I might have this 100% backwards, but I've always thought the application state part of HATEOAS is entirely in the client. Does the server know anything about application state other than maybe implicitly through resource state?
The server tells the client about the state through the hypertext documents it sends it. The client then transitions to a new state by performing an action described in that document. Hence: Hypertext/Hypermedia as the engine of application state (HATEOAS).
I'm still not grasping why you think the API above needs some kind of universal client though. You can implement a very simple client for that extremely quickly. All you need to do is loop over the actions and render a button for each one using the provided label. Then when the button is clicked/tapped, you perform the action described and the response will be the next state.
I'm not saying it needs a universal client, just that it's the only real reason I can think of for including all of that.
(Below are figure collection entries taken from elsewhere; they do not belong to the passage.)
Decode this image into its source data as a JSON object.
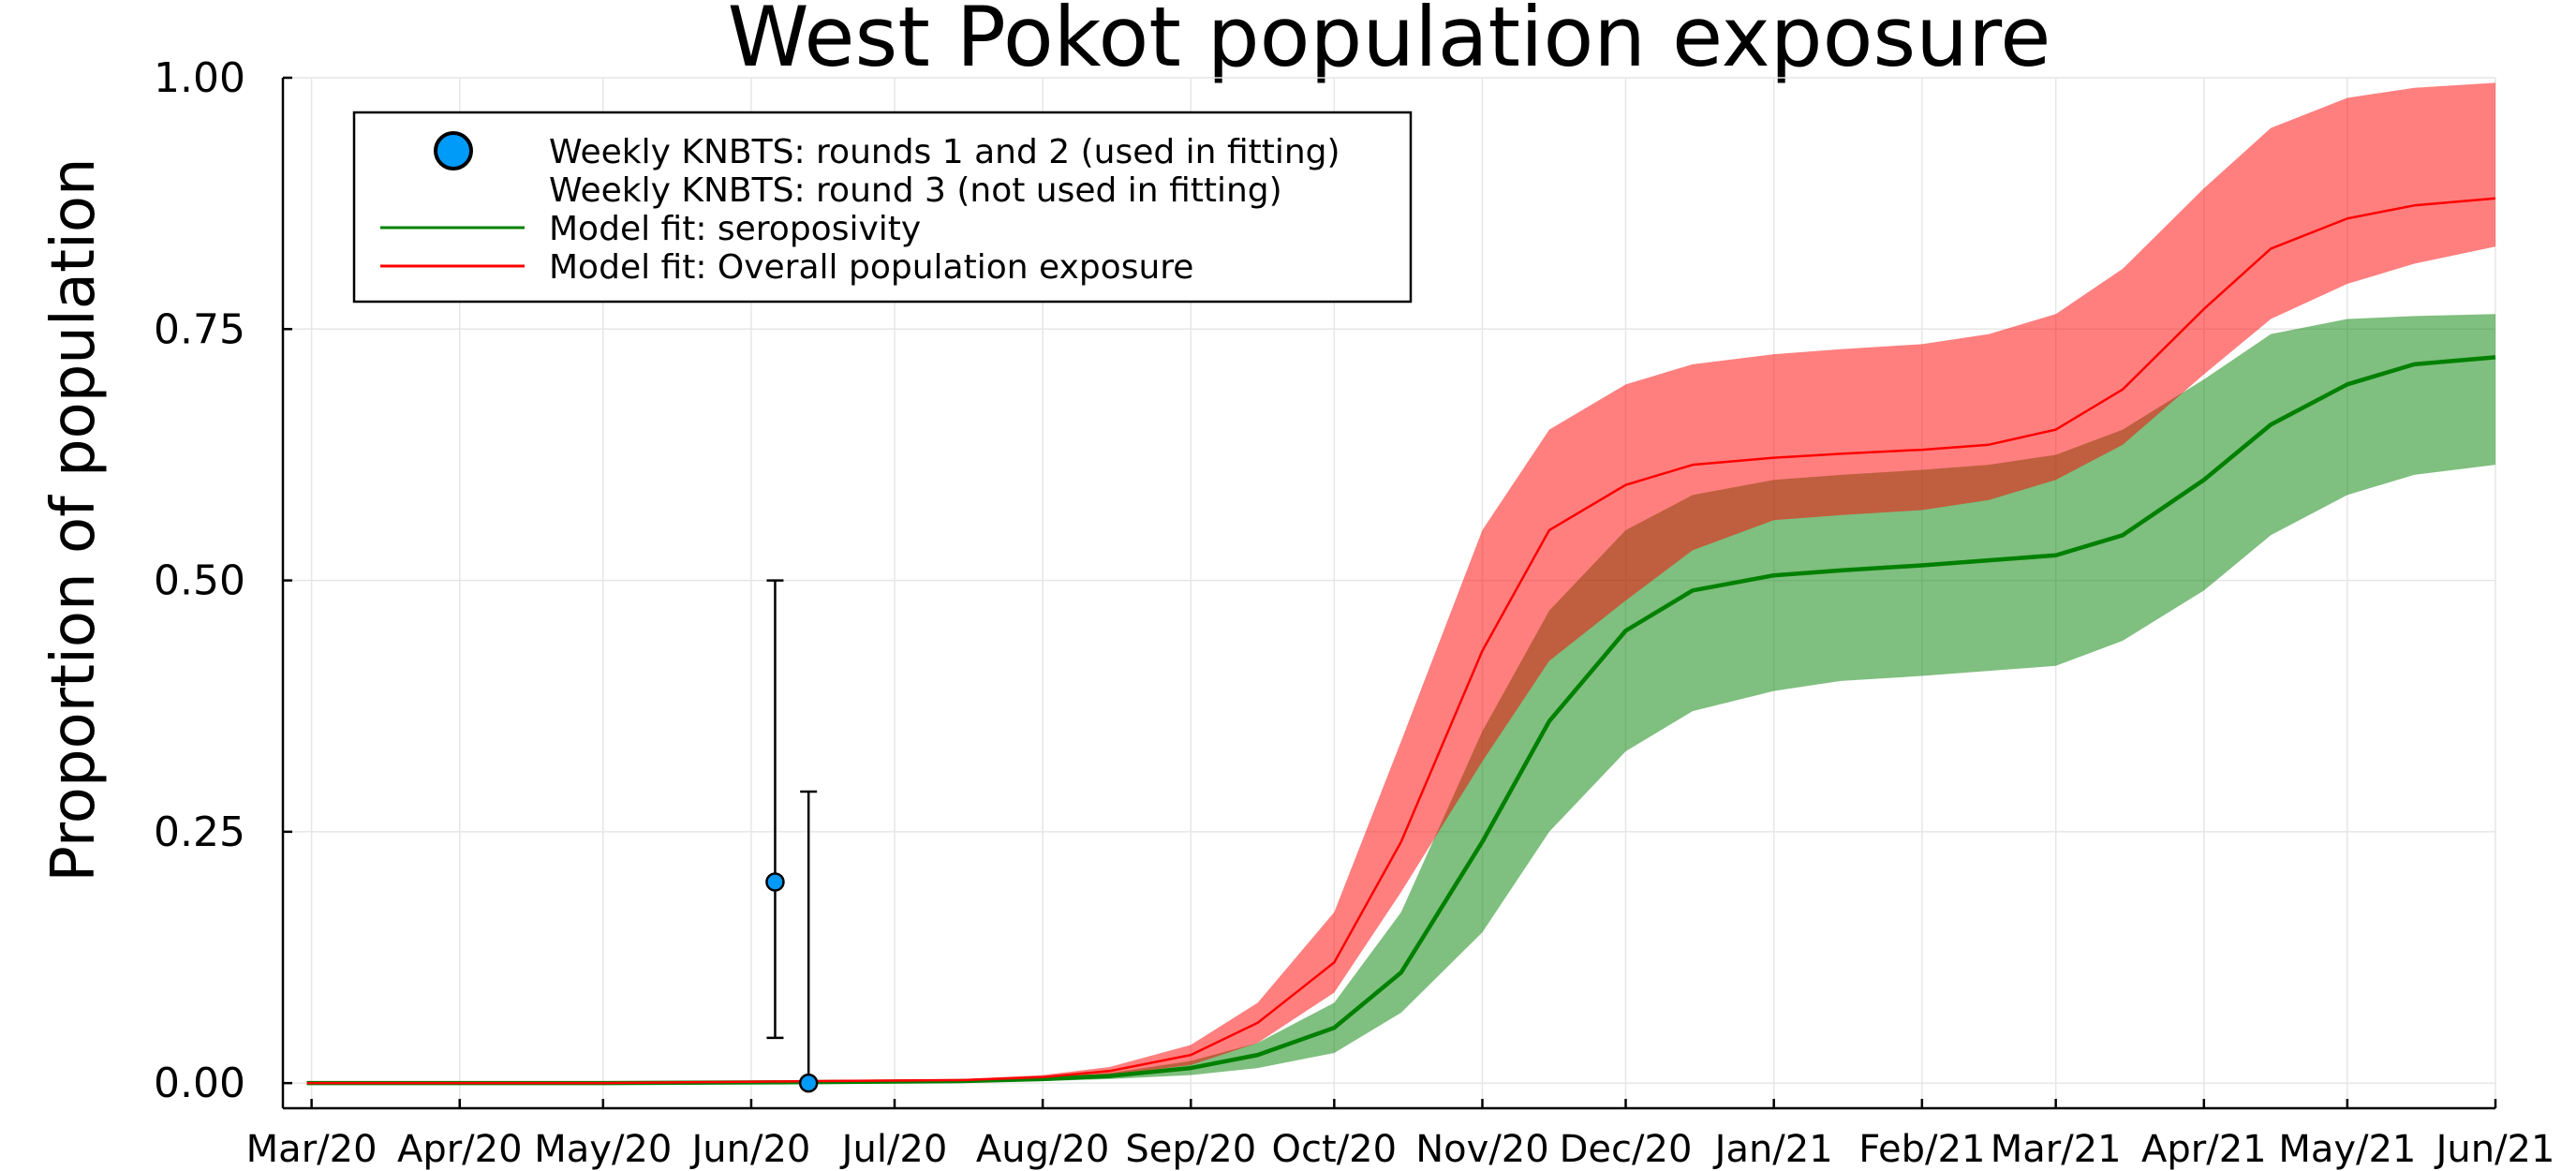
{
  "chart_data": {
    "type": "line",
    "title": "West Pokot population exposure",
    "xlabel": "",
    "ylabel": "Proportion of population",
    "xlim": [
      "2020-02-24",
      "2021-06-01"
    ],
    "ylim": [
      -0.025,
      1.0
    ],
    "x_ticks": [
      "2020-03-01",
      "2020-04-01",
      "2020-05-01",
      "2020-06-01",
      "2020-07-01",
      "2020-08-01",
      "2020-09-01",
      "2020-10-01",
      "2020-11-01",
      "2020-12-01",
      "2021-01-01",
      "2021-02-01",
      "2021-03-01",
      "2021-04-01",
      "2021-05-01",
      "2021-06-01"
    ],
    "x_tick_labels": [
      "Mar/20",
      "Apr/20",
      "May/20",
      "Jun/20",
      "Jul/20",
      "Aug/20",
      "Sep/20",
      "Oct/20",
      "Nov/20",
      "Dec/20",
      "Jan/21",
      "Feb/21",
      "Mar/21",
      "Apr/21",
      "May/21",
      "Jun/21"
    ],
    "y_ticks": [
      0.0,
      0.25,
      0.5,
      0.75,
      1.0
    ],
    "y_tick_labels": [
      "0.00",
      "0.25",
      "0.50",
      "0.75",
      "1.00"
    ],
    "grid": true,
    "legend_position": "top-left",
    "legend": [
      {
        "label": "Weekly KNBTS: rounds 1 and 2 (used in fitting)",
        "kind": "marker",
        "color": "#009af9"
      },
      {
        "label": "Weekly KNBTS: round 3 (not used in fitting)",
        "kind": "none",
        "color": ""
      },
      {
        "label": "Model fit: seroposivity",
        "kind": "line",
        "color": "#008000"
      },
      {
        "label": "Model fit: Overall population exposure",
        "kind": "line",
        "color": "#ff0000"
      }
    ],
    "colors": {
      "points": "#009af9",
      "seropositivity": "#008000",
      "seropositivity_band": "#008000",
      "exposure": "#ff0000",
      "exposure_band": "#ff0000"
    },
    "points": [
      {
        "x": "2020-06-06",
        "y": 0.2,
        "lower": 0.045,
        "upper": 0.5
      },
      {
        "x": "2020-06-13",
        "y": 0.0,
        "lower": 0.0,
        "upper": 0.29
      }
    ],
    "series": [
      {
        "name": "Model fit: Overall population exposure",
        "x": [
          "2020-02-29",
          "2020-05-01",
          "2020-06-15",
          "2020-07-15",
          "2020-08-01",
          "2020-08-15",
          "2020-09-01",
          "2020-09-15",
          "2020-10-01",
          "2020-10-15",
          "2020-11-01",
          "2020-11-15",
          "2020-12-01",
          "2020-12-15",
          "2021-01-01",
          "2021-01-15",
          "2021-02-01",
          "2021-02-15",
          "2021-03-01",
          "2021-03-15",
          "2021-04-01",
          "2021-04-15",
          "2021-05-01",
          "2021-05-15",
          "2021-06-01"
        ],
        "y": [
          0.0,
          0.0,
          0.002,
          0.003,
          0.006,
          0.012,
          0.028,
          0.06,
          0.12,
          0.24,
          0.43,
          0.55,
          0.595,
          0.615,
          0.622,
          0.626,
          0.63,
          0.635,
          0.65,
          0.69,
          0.77,
          0.83,
          0.86,
          0.873,
          0.88
        ],
        "lower": [
          0.0,
          0.0,
          0.0015,
          0.002,
          0.004,
          0.008,
          0.018,
          0.04,
          0.09,
          0.19,
          0.32,
          0.42,
          0.48,
          0.53,
          0.56,
          0.565,
          0.57,
          0.58,
          0.6,
          0.635,
          0.705,
          0.76,
          0.795,
          0.815,
          0.832
        ],
        "upper": [
          0.0,
          0.0,
          0.003,
          0.004,
          0.008,
          0.016,
          0.038,
          0.08,
          0.17,
          0.34,
          0.55,
          0.65,
          0.695,
          0.715,
          0.725,
          0.73,
          0.735,
          0.745,
          0.765,
          0.81,
          0.89,
          0.95,
          0.98,
          0.99,
          0.995
        ]
      },
      {
        "name": "Model fit: seroposivity",
        "x": [
          "2020-02-29",
          "2020-05-01",
          "2020-06-15",
          "2020-07-15",
          "2020-08-01",
          "2020-08-15",
          "2020-09-01",
          "2020-09-15",
          "2020-10-01",
          "2020-10-15",
          "2020-11-01",
          "2020-11-15",
          "2020-12-01",
          "2020-12-15",
          "2021-01-01",
          "2021-01-15",
          "2021-02-01",
          "2021-02-15",
          "2021-03-01",
          "2021-03-15",
          "2021-04-01",
          "2021-04-15",
          "2021-05-01",
          "2021-05-15",
          "2021-06-01"
        ],
        "y": [
          0.0,
          0.0,
          0.001,
          0.002,
          0.004,
          0.007,
          0.015,
          0.028,
          0.055,
          0.11,
          0.24,
          0.36,
          0.45,
          0.49,
          0.505,
          0.51,
          0.515,
          0.52,
          0.525,
          0.545,
          0.6,
          0.655,
          0.695,
          0.715,
          0.722
        ],
        "lower": [
          0.0,
          0.0,
          0.0005,
          0.001,
          0.002,
          0.004,
          0.008,
          0.015,
          0.03,
          0.07,
          0.15,
          0.25,
          0.33,
          0.37,
          0.39,
          0.4,
          0.405,
          0.41,
          0.415,
          0.44,
          0.49,
          0.545,
          0.585,
          0.605,
          0.615
        ],
        "upper": [
          0.0,
          0.0,
          0.0015,
          0.003,
          0.006,
          0.01,
          0.022,
          0.04,
          0.08,
          0.17,
          0.35,
          0.47,
          0.55,
          0.585,
          0.6,
          0.605,
          0.61,
          0.615,
          0.625,
          0.65,
          0.7,
          0.745,
          0.76,
          0.763,
          0.765
        ]
      }
    ]
  }
}
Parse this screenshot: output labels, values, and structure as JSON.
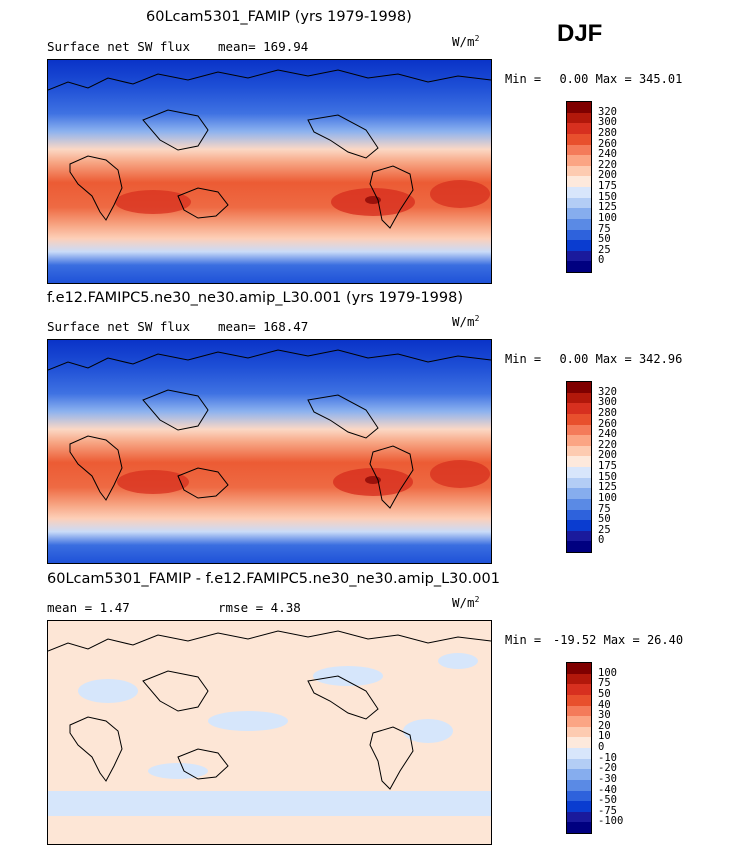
{
  "season": "DJF",
  "panels": [
    {
      "title": "60Lcam5301_FAMIP (yrs 1979-1998)",
      "subtitle_left": "Surface net SW flux",
      "subtitle_right": "mean= 169.94",
      "units": "W/m",
      "units_exp": "2",
      "min_label": "Min =",
      "min_value": "0.00",
      "max_label": "Max =",
      "max_value": "345.01",
      "colorbar_labels": [
        "320",
        "300",
        "280",
        "260",
        "240",
        "220",
        "200",
        "175",
        "150",
        "125",
        "100",
        "75",
        "50",
        "25",
        "0"
      ]
    },
    {
      "title": "f.e12.FAMIPC5.ne30_ne30.amip_L30.001 (yrs 1979-1998)",
      "subtitle_left": "Surface net SW flux",
      "subtitle_right": "mean= 168.47",
      "units": "W/m",
      "units_exp": "2",
      "min_label": "Min =",
      "min_value": "0.00",
      "max_label": "Max =",
      "max_value": "342.96",
      "colorbar_labels": [
        "320",
        "300",
        "280",
        "260",
        "240",
        "220",
        "200",
        "175",
        "150",
        "125",
        "100",
        "75",
        "50",
        "25",
        "0"
      ]
    },
    {
      "title": "60Lcam5301_FAMIP - f.e12.FAMIPC5.ne30_ne30.amip_L30.001",
      "subtitle_left": "mean =   1.47",
      "subtitle_right": "rmse =   4.38",
      "units": "W/m",
      "units_exp": "2",
      "min_label": "Min =",
      "min_value": "-19.52",
      "max_label": "Max =",
      "max_value": "26.40",
      "colorbar_labels": [
        "100",
        "75",
        "50",
        "40",
        "30",
        "20",
        "10",
        "0",
        "-10",
        "-20",
        "-30",
        "-40",
        "-50",
        "-75",
        "-100"
      ]
    }
  ],
  "colors": {
    "colorbar": [
      "#7f0000",
      "#b2180b",
      "#d7301f",
      "#e8502d",
      "#f47b5a",
      "#fba584",
      "#fdcbb1",
      "#fde9dc",
      "#d8e6fb",
      "#b3cdf5",
      "#86adee",
      "#5a8ae5",
      "#2e62dc",
      "#0a3cd0",
      "#1a1a9c",
      "#000080"
    ],
    "land": "#f3c7b0",
    "ocean_high": "#1e4fd6",
    "diff_bg": "#fde6d6",
    "diff_blue": "#d6e6fb"
  }
}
For example, say we are writing a client to do something with Fitbit data. Step one wouldn't be to send a GET to the root to find out what actions are possible, would it? We might find out they have APIs for tracking vehicle mileage but I don't want that in my client - I just want to graph the hours I've been sleeping. So I'm going to Fitbit ahead of time knowing what I want to do.
If you were going to craft a client UI based entirely off the server responses, you are going to recreate the Gopher experience, and nobody wants that.